As for the plot, it starts proper with Walter Hartright walking down the Finchley Road at one in the morning and meeting a woman who seems a little ‘off’ though not dangerous, so he helps her out. As someone who lives a little away from that road, I have often met such people whilst coming home late at night, though none have embroiled me in a labyrinthine plot of abduction, identity theft and false imprisonment. The reader is given the pieces of the main plot fairly early on but because the villains themselves are concocting the plot as the book goes on, the reader can’t predict ahead too far as the villains haven’t got there yet. It walks that beautiful tightrope of being feasible whilst being outlandish and has a particular spiciness because one of the villains is fiendish but stupid and the other is too clever to cause harm where it’s not necessary.

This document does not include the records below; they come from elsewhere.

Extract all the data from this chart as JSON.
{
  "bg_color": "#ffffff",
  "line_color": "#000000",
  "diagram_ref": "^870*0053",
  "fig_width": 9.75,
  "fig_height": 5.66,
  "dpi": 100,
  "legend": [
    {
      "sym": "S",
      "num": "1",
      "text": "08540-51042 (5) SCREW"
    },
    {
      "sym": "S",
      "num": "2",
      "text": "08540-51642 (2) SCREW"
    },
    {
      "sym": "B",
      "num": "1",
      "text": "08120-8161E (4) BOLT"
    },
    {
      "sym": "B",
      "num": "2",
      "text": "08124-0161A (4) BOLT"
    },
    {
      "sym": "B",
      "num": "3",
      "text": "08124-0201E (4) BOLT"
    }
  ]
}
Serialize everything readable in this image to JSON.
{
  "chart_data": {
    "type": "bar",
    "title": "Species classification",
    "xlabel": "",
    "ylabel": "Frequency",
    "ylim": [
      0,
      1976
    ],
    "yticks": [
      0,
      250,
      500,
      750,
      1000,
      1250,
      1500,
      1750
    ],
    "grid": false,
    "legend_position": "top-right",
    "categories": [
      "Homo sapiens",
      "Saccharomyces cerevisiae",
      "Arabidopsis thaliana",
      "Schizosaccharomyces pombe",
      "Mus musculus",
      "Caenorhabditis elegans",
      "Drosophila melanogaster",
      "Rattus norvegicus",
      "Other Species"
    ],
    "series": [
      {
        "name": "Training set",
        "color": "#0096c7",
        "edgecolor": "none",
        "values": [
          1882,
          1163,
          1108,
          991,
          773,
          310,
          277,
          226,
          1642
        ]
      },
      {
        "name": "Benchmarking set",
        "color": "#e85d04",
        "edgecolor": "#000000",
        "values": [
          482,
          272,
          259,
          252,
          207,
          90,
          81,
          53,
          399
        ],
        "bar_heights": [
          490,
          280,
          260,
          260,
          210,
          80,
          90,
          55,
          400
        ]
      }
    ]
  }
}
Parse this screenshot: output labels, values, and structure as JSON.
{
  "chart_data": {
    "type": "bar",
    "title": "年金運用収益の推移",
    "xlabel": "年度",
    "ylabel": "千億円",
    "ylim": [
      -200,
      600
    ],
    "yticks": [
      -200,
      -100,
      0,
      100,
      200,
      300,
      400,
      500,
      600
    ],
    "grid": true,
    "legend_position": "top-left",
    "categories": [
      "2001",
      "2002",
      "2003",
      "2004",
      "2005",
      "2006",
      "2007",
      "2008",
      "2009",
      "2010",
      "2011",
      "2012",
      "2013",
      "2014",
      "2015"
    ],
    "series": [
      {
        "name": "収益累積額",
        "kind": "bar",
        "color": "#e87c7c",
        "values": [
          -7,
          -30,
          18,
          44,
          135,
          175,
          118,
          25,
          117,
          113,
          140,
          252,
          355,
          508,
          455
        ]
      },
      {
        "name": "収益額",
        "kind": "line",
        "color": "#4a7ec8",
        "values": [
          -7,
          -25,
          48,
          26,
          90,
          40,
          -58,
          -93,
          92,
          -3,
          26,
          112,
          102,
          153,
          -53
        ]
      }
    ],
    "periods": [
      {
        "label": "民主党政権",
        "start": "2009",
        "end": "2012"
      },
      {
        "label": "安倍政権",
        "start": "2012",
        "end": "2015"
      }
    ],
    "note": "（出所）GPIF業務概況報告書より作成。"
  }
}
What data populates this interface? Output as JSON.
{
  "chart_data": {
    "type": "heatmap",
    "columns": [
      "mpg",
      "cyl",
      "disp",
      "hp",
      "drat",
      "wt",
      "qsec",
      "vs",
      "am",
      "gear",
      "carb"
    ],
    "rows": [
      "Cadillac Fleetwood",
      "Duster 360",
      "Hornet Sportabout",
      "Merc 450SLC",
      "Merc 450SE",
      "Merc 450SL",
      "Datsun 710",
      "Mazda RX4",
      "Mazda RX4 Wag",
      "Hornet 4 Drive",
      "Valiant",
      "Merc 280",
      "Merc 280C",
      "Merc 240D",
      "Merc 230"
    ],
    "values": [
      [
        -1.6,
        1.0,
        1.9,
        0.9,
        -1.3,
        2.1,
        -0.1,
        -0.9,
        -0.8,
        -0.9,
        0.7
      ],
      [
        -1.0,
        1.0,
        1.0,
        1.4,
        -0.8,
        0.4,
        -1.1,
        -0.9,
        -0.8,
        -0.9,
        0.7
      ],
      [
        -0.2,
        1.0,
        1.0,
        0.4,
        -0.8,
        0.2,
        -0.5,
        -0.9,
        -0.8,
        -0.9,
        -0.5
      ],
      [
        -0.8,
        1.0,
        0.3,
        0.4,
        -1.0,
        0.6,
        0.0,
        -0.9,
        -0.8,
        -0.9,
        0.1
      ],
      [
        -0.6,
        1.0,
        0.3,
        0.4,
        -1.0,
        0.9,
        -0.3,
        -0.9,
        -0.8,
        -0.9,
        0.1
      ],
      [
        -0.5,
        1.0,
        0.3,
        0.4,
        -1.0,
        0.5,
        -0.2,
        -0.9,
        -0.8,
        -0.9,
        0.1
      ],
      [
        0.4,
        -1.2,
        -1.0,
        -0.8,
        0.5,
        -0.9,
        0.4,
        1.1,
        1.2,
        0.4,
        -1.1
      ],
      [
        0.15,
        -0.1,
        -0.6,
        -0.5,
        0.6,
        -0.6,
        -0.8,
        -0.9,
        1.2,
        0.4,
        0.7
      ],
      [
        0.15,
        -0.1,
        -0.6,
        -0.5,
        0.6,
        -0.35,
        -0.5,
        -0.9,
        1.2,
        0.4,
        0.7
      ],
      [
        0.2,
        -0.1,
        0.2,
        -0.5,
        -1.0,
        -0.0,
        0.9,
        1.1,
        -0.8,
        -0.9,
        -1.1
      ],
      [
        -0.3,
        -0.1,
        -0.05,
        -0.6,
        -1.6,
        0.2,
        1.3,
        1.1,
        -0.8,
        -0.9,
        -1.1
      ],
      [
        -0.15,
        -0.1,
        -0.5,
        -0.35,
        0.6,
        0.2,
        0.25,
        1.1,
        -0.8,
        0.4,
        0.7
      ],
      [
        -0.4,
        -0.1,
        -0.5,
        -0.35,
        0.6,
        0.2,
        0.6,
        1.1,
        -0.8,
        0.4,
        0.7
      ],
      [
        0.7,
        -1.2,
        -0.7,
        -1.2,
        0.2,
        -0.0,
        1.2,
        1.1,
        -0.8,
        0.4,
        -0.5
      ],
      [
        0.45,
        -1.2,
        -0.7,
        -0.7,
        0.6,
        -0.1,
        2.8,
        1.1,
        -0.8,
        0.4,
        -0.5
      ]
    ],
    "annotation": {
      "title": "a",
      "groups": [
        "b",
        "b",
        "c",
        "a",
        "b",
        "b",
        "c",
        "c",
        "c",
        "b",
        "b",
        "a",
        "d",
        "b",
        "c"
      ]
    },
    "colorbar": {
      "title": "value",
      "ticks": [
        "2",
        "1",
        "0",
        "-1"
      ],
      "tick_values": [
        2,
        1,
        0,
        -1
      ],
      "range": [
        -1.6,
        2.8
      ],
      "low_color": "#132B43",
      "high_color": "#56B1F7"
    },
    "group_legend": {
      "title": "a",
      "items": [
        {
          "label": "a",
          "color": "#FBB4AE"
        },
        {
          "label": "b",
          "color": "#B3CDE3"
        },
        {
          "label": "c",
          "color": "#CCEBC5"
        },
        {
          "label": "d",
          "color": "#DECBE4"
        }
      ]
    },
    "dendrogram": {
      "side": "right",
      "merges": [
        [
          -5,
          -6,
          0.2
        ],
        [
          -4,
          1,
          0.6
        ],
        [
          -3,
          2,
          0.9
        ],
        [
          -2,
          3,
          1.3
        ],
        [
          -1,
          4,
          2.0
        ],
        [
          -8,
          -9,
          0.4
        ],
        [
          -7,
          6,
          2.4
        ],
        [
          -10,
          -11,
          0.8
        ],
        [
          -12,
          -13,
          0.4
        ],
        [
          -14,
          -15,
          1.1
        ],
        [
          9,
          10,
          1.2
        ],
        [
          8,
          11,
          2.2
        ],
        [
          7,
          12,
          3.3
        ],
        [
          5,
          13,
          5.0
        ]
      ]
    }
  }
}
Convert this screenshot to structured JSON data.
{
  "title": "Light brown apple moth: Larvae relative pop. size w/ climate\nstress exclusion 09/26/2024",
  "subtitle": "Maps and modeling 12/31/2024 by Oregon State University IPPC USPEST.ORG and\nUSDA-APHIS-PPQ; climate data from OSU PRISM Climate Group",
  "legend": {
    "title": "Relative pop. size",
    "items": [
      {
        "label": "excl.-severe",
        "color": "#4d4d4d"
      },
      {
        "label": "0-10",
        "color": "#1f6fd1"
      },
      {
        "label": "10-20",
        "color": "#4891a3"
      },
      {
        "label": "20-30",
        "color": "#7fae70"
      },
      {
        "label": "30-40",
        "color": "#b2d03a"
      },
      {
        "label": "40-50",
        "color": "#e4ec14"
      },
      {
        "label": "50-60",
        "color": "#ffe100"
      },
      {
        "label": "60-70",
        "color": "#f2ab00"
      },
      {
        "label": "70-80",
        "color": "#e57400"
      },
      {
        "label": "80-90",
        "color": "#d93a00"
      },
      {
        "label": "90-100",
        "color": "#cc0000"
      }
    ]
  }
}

There are some huge coincidences in the book and it’s a weak and slightly peculiar conceit of getting Hartright to go on a barely explored Patagonian adventure with disease, cannibals and shipwrecks - but the big things land right and comeuppances are as sad as they are satisfying. A big, driving element of the plot is the keeping of Sir Percival Glyde’s Secret. While The Secret doesn’t seem worth all the energy and heartache it took to keep, it ties in with the theme of how flimsy such things as identity, position, wealth and sanity really are. 

If the book soars above many others, it’s because of the characters. Walter Hartright is a decent-enough hero character and his love interest, and the centre of shenanigans, Lucy isn’t an awful example of that Victorian ideal child-woman. The fact that some of her experiences actually reduce her as a person and make her more pathetic than before is actually quite moving and show her relative agency before.

Marian Halcombe, her half-sister is a different prospect. She’s initially described as a butterface with a moustache but such ‘deficiencies’ allow the writer to treat her as a proper agent in the story. She’s smart, sneaky when needed, strong and loyal. She speaks her mind and reads a room. She makes plans and acts them out. She’s great. Unfortunately, she does get relegated to her sister’s keeper but her strength in the first half, and the respect she gets from Fosco keeps her flame alive in the second.

Fosco is a brilliant character. He’s undeniably evil, utterly amoral and goal orientated but he does have a sense of kindness (if principally to small, cute animals) and his intelligence dictates that he doesn’t cause suffering he doesn’t deem absolutely necessary. Marian says she is won over by him despite herself, and I, as a reader, found myself won over by him too. The biggest suggestion of his darkest side, the utter devotion of his wife, he attributes simply to that, devotion. I’m not convinced there isn’t a far nastier backstory there somewhere. 

I also loved Anne, the woman in white, an utterly unreliable witness but deeply intriguing. I also has a huge soft spot for the wimp, Fairlie, he’s so deliciously, selfishly pathetic. 

It may be no surprise, seeing as I have gushed over this book, but I thought it wonderful and would easily recommend it.